Stationen eines Lebens, das nur 28 Jahre dauerte: Halbwaise, Gruppenführer im katholischen Schülerbund „ Neudeutschland“, Offiziersausbildung im Heer der Reichswehr, Jagdflieger in der Luftwaffe, zuerst in Spanien – Legion Condor – dann an West- und Ostfront des Zweiten Weltkrieges.
Was hat die Person des Werner Mölders in das Gedächtnis so vieler Menschen eingegraben? Natürlich auch die propagandistische Vermarktung des „Flieger-Asses“ durch die damalige politische Führung (die sich darin nicht von der Praxis der übrigen kriegführenden Staaten unterschied); durch einen Heldenkult um das Ritterkreuz, mit dem sich das „neue Deutschland“ selbst feierte – im Gegensatz zu dem Glauben, dem der „NDer“ Mölders treu blieb. Und schließlich durch die untergründige Erkenntnis, dass dieser Fliegeroffizier weder PG noch vom Typ her „bewährter Kämpfer“ im Sinne der ehrabschneidenden Antifa-DDR-Kommunisten war.
Mölders war und blieb schlicht „anständig“, als andere sich dem Taumel des NS-Regimes oder dem Karrierismus einer (noch) siegreichen Armee hingaben. Er wollte einem – neuen – Deutschland dienen. Ahnungen, dass der NS-Staat diesen Motiven in keiner Weise entsprach, sind ihm wohl im Verlauf des Russlandfeldzuges verstärkt bewusst geworden. Sein Abschied von dieser Welt war ein wortloses Schulterzucken in der abstürzenden Maschine.
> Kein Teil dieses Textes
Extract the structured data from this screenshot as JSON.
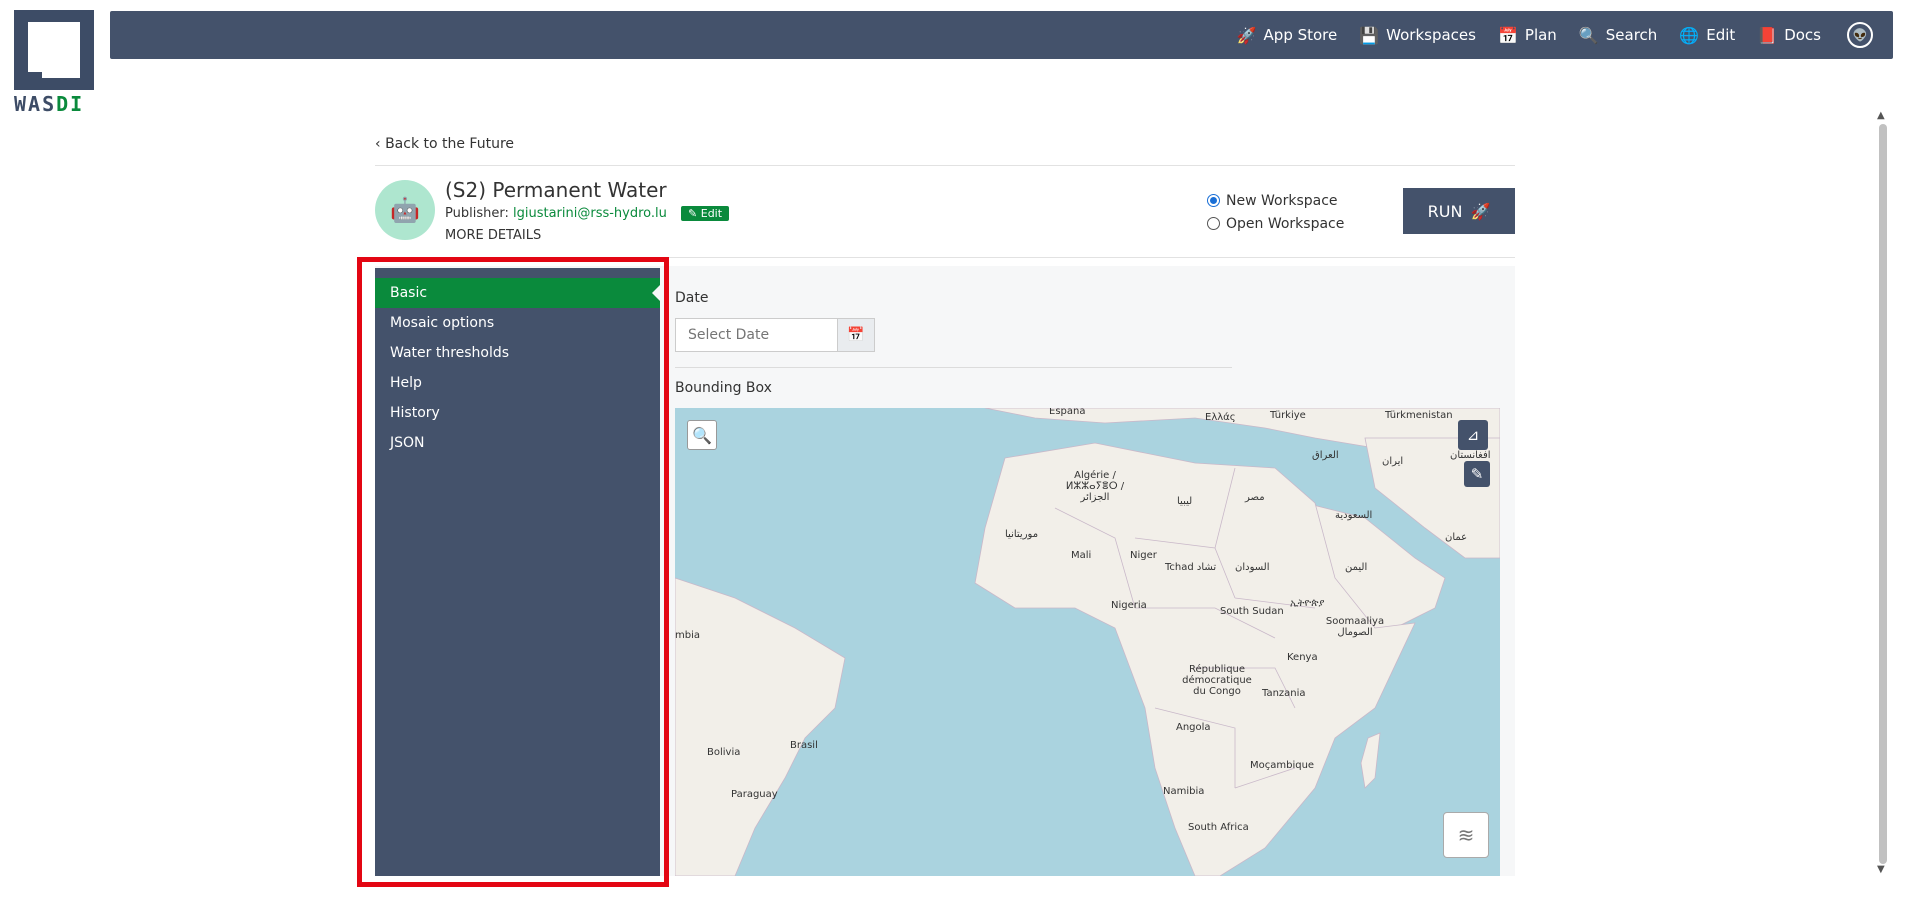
{
  "brand": {
    "logo_text": "WASDI"
  },
  "topnav": {
    "items": [
      {
        "label": "App Store",
        "icon": "rocket-icon",
        "glyph": "🚀"
      },
      {
        "label": "Workspaces",
        "icon": "save-icon",
        "glyph": "💾"
      },
      {
        "label": "Plan",
        "icon": "calendar-icon",
        "glyph": "📅"
      },
      {
        "label": "Search",
        "icon": "search-icon",
        "glyph": "🔍"
      },
      {
        "label": "Edit",
        "icon": "globe-icon",
        "glyph": "🌐"
      },
      {
        "label": "Docs",
        "icon": "book-icon",
        "glyph": "📕"
      }
    ],
    "avatar_glyph": "👽"
  },
  "page": {
    "back_label": "Back to the Future",
    "app_title": "(S2) Permanent Water",
    "publisher_label": "Publisher:",
    "publisher_email": "lgiustarini@rss-hydro.lu",
    "edit_label": "Edit",
    "more_details": "MORE DETAILS",
    "new_workspace": "New Workspace",
    "open_workspace": "Open Workspace",
    "run_label": "RUN"
  },
  "sidebar": {
    "items": [
      {
        "label": "Basic",
        "active": true
      },
      {
        "label": "Mosaic options",
        "active": false
      },
      {
        "label": "Water thresholds",
        "active": false
      },
      {
        "label": "Help",
        "active": false
      },
      {
        "label": "History",
        "active": false
      },
      {
        "label": "JSON",
        "active": false
      }
    ]
  },
  "form": {
    "date_label": "Date",
    "date_placeholder": "Select Date",
    "bbox_label": "Bounding Box"
  },
  "map": {
    "labels": [
      "España",
      "Ελλάς",
      "Türkiye",
      "Türkmenistan",
      "Algérie / ⵍⵣⵣⴰⵢⴻⵔ / الجزائر",
      "العراق",
      "ایران",
      "افغانستان",
      "ليبيا",
      "مصر",
      "السعودية",
      "موريتانيا",
      "Mali",
      "Niger",
      "Tchad تشاد",
      "السودان",
      "عمان",
      "اليمن",
      "Nigeria",
      "South Sudan",
      "ኢትዮጵያ",
      "Soomaaliya الصومال",
      "Kenya",
      "République démocratique du Congo",
      "Tanzania",
      "Angola",
      "Moçambique",
      "Namibia",
      "South Africa",
      "Bolivia",
      "Brasil",
      "Paraguay",
      "mbia"
    ]
  },
  "colors": {
    "nav": "#44526b",
    "accent": "#0a8a3c",
    "highlight": "#e30613",
    "water": "#aad3df",
    "land": "#f2efe9"
  }
}
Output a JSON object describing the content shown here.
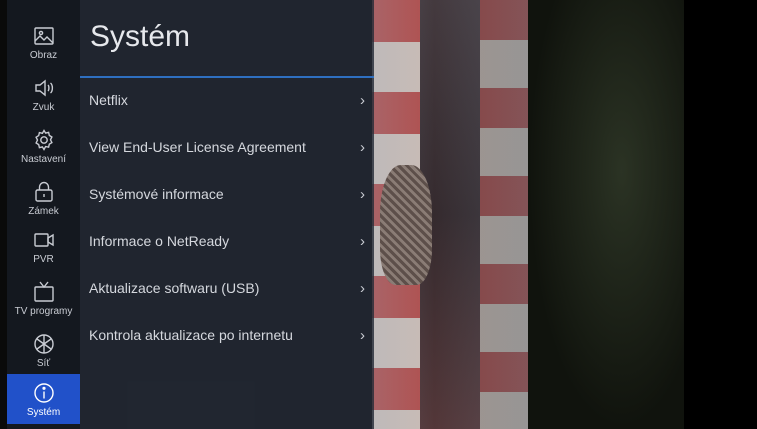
{
  "sidebar": {
    "items": [
      {
        "label": "Obraz",
        "icon": "picture-icon"
      },
      {
        "label": "Zvuk",
        "icon": "speaker-icon"
      },
      {
        "label": "Nastavení",
        "icon": "gear-icon"
      },
      {
        "label": "Zámek",
        "icon": "lock-icon"
      },
      {
        "label": "PVR",
        "icon": "camera-icon"
      },
      {
        "label": "TV programy",
        "icon": "tv-icon"
      },
      {
        "label": "Síť",
        "icon": "network-icon"
      },
      {
        "label": "Systém",
        "icon": "info-icon"
      }
    ],
    "active_index": 7
  },
  "panel": {
    "title": "Systém",
    "items": [
      {
        "label": "Netflix",
        "chevron": "›"
      },
      {
        "label": "View End-User License Agreement",
        "chevron": "›"
      },
      {
        "label": "Systémové informace",
        "chevron": "›"
      },
      {
        "label": "Informace o NetReady",
        "chevron": "›"
      },
      {
        "label": "Aktualizace softwaru (USB)",
        "chevron": "›"
      },
      {
        "label": "Kontrola aktualizace po internetu",
        "chevron": "›"
      }
    ]
  },
  "colors": {
    "accent": "#2151c9",
    "divider": "#2e6fc0"
  }
}
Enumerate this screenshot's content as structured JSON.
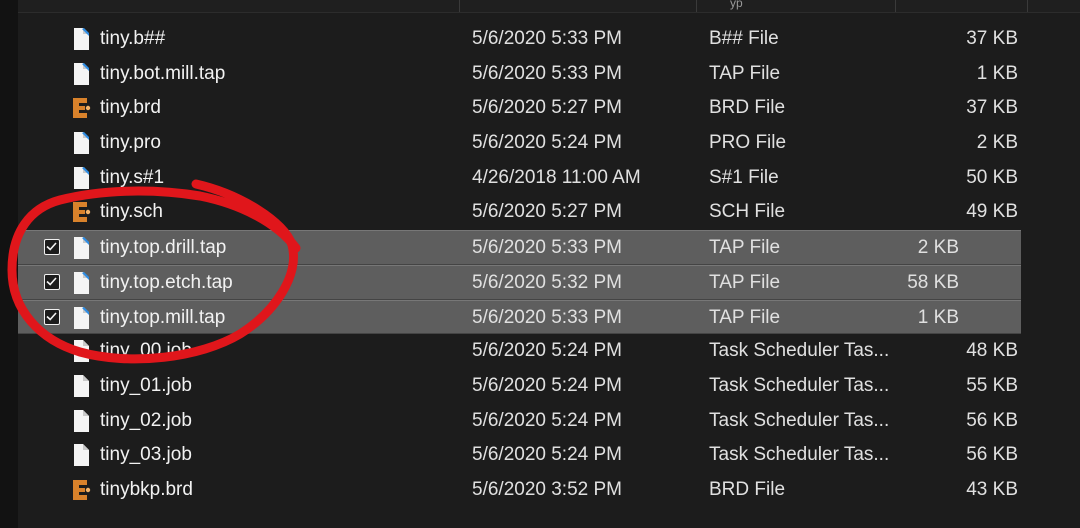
{
  "header": {
    "type_col_partial": "yp"
  },
  "files": [
    {
      "name": "tiny.b##",
      "date": "5/6/2020 5:33 PM",
      "type": "B## File",
      "size": "37 KB",
      "icon": "document-icon",
      "selected": false
    },
    {
      "name": "tiny.bot.mill.tap",
      "date": "5/6/2020 5:33 PM",
      "type": "TAP File",
      "size": "1 KB",
      "icon": "document-icon",
      "selected": false
    },
    {
      "name": "tiny.brd",
      "date": "5/6/2020 5:27 PM",
      "type": "BRD File",
      "size": "37 KB",
      "icon": "eagle-board-icon",
      "selected": false
    },
    {
      "name": "tiny.pro",
      "date": "5/6/2020 5:24 PM",
      "type": "PRO File",
      "size": "2 KB",
      "icon": "document-icon",
      "selected": false
    },
    {
      "name": "tiny.s#1",
      "date": "4/26/2018 11:00 AM",
      "type": "S#1 File",
      "size": "50 KB",
      "icon": "document-icon",
      "selected": false
    },
    {
      "name": "tiny.sch",
      "date": "5/6/2020 5:27 PM",
      "type": "SCH File",
      "size": "49 KB",
      "icon": "eagle-schematic-icon",
      "selected": false
    },
    {
      "name": "tiny.top.drill.tap",
      "date": "5/6/2020 5:33 PM",
      "type": "TAP File",
      "size": "2 KB",
      "icon": "document-icon",
      "selected": true
    },
    {
      "name": "tiny.top.etch.tap",
      "date": "5/6/2020 5:32 PM",
      "type": "TAP File",
      "size": "58 KB",
      "icon": "document-icon",
      "selected": true
    },
    {
      "name": "tiny.top.mill.tap",
      "date": "5/6/2020 5:33 PM",
      "type": "TAP File",
      "size": "1 KB",
      "icon": "document-icon",
      "selected": true
    },
    {
      "name": "tiny_00.job",
      "date": "5/6/2020 5:24 PM",
      "type": "Task Scheduler Tas...",
      "size": "48 KB",
      "icon": "blank-document-icon",
      "selected": false
    },
    {
      "name": "tiny_01.job",
      "date": "5/6/2020 5:24 PM",
      "type": "Task Scheduler Tas...",
      "size": "55 KB",
      "icon": "blank-document-icon",
      "selected": false
    },
    {
      "name": "tiny_02.job",
      "date": "5/6/2020 5:24 PM",
      "type": "Task Scheduler Tas...",
      "size": "56 KB",
      "icon": "blank-document-icon",
      "selected": false
    },
    {
      "name": "tiny_03.job",
      "date": "5/6/2020 5:24 PM",
      "type": "Task Scheduler Tas...",
      "size": "56 KB",
      "icon": "blank-document-icon",
      "selected": false
    },
    {
      "name": "tinybkp.brd",
      "date": "5/6/2020 3:52 PM",
      "type": "BRD File",
      "size": "43 KB",
      "icon": "eagle-board-icon",
      "selected": false
    }
  ],
  "colors": {
    "background": "#1c1c1c",
    "selected_row": "#5e5e5e",
    "text": "#f2f2f2",
    "annotation": "#e0161b",
    "eagle_icon": "#d9822b"
  }
}
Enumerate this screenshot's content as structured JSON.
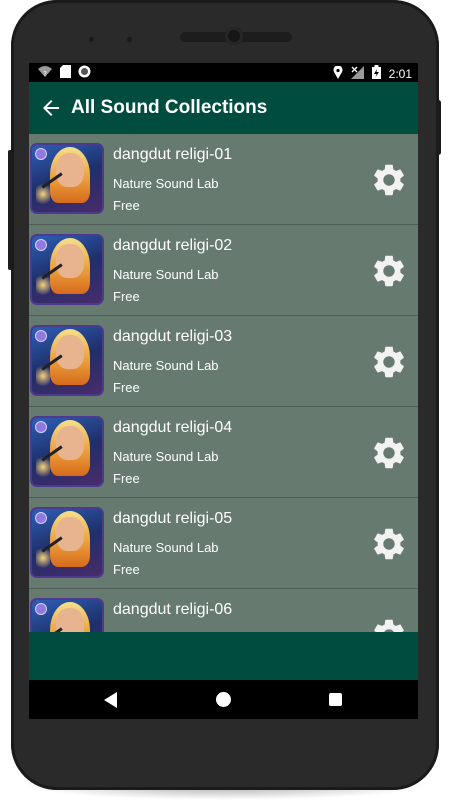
{
  "status_bar": {
    "time": "2:01",
    "left_icons": [
      "wifi-question-icon",
      "sd-card-icon",
      "record-icon"
    ],
    "right_icons": [
      "location-icon",
      "no-signal-icon",
      "battery-charging-icon"
    ]
  },
  "app_bar": {
    "title": "All Sound Collections",
    "back_icon": "arrow-left-icon",
    "color": "#004d40"
  },
  "list": {
    "background": "#667a70",
    "items": [
      {
        "title": "dangdut religi-01",
        "subtitle": "Nature Sound Lab",
        "price": "Free",
        "action_icon": "gear-icon"
      },
      {
        "title": "dangdut religi-02",
        "subtitle": "Nature Sound Lab",
        "price": "Free",
        "action_icon": "gear-icon"
      },
      {
        "title": "dangdut religi-03",
        "subtitle": "Nature Sound Lab",
        "price": "Free",
        "action_icon": "gear-icon"
      },
      {
        "title": "dangdut religi-04",
        "subtitle": "Nature Sound Lab",
        "price": "Free",
        "action_icon": "gear-icon"
      },
      {
        "title": "dangdut religi-05",
        "subtitle": "Nature Sound Lab",
        "price": "Free",
        "action_icon": "gear-icon"
      },
      {
        "title": "dangdut religi-06",
        "subtitle": "",
        "price": "",
        "action_icon": "gear-icon"
      }
    ]
  },
  "nav_bar": {
    "icons": [
      "nav-back-icon",
      "nav-home-icon",
      "nav-recents-icon"
    ]
  }
}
Der ehemalige Verteidigungsminister Peter Struck hat sich in seinen „Memoiren“ in der Darstellung der „Mölders-Affäre“ ein Charakterbild geschaffen, das für sich spricht. Den Wert soldatischen Dienens und die davon abgeleitete Würde des Soldaten von politischen Zwecksetzungen des Einsatzes abhängig zu machen, wird einmal auf Struck selbst zurückfallen. Seine „Verteidigung Deutschlands am Hindukusch“ dürfte an moralischer Qualität den seinerzeitigen Spanieneinsatz damaliger deutscher Soldaten wohl nur bedingt übertreffen.
Auch die eher glücklosen Nachfolger Strucks haben die „Causa Mölders“ entweder als Petitesse rubriziert oder unter (partei-) taktischen Aspekten abgetan. Zumal von den beiden – wie man meinte - prononcierten Katholiken, die Struck nachfolgten, hätte man mehr erwarten dürfen. Ihr politisches Scheitern äußert sich auch in diesem Versagen.
Mölders´ Grab auf dem Berliner Invaliden-Friedhof spricht seine eigene, schlichte Sprache. Die Ehefrau der wenigen Monate, Luise Petzold-Mölders, hat den Gatten fast 70 Jahre überlebt; sie starb am 21.April 2011 im Alter von 98 Jahren im weit entfernten Starnberg. Auch ihre Stimme ist verstummt, ohne dass Mölders und seiner engagierten Frau Gerechtigkeit widerfahren wäre.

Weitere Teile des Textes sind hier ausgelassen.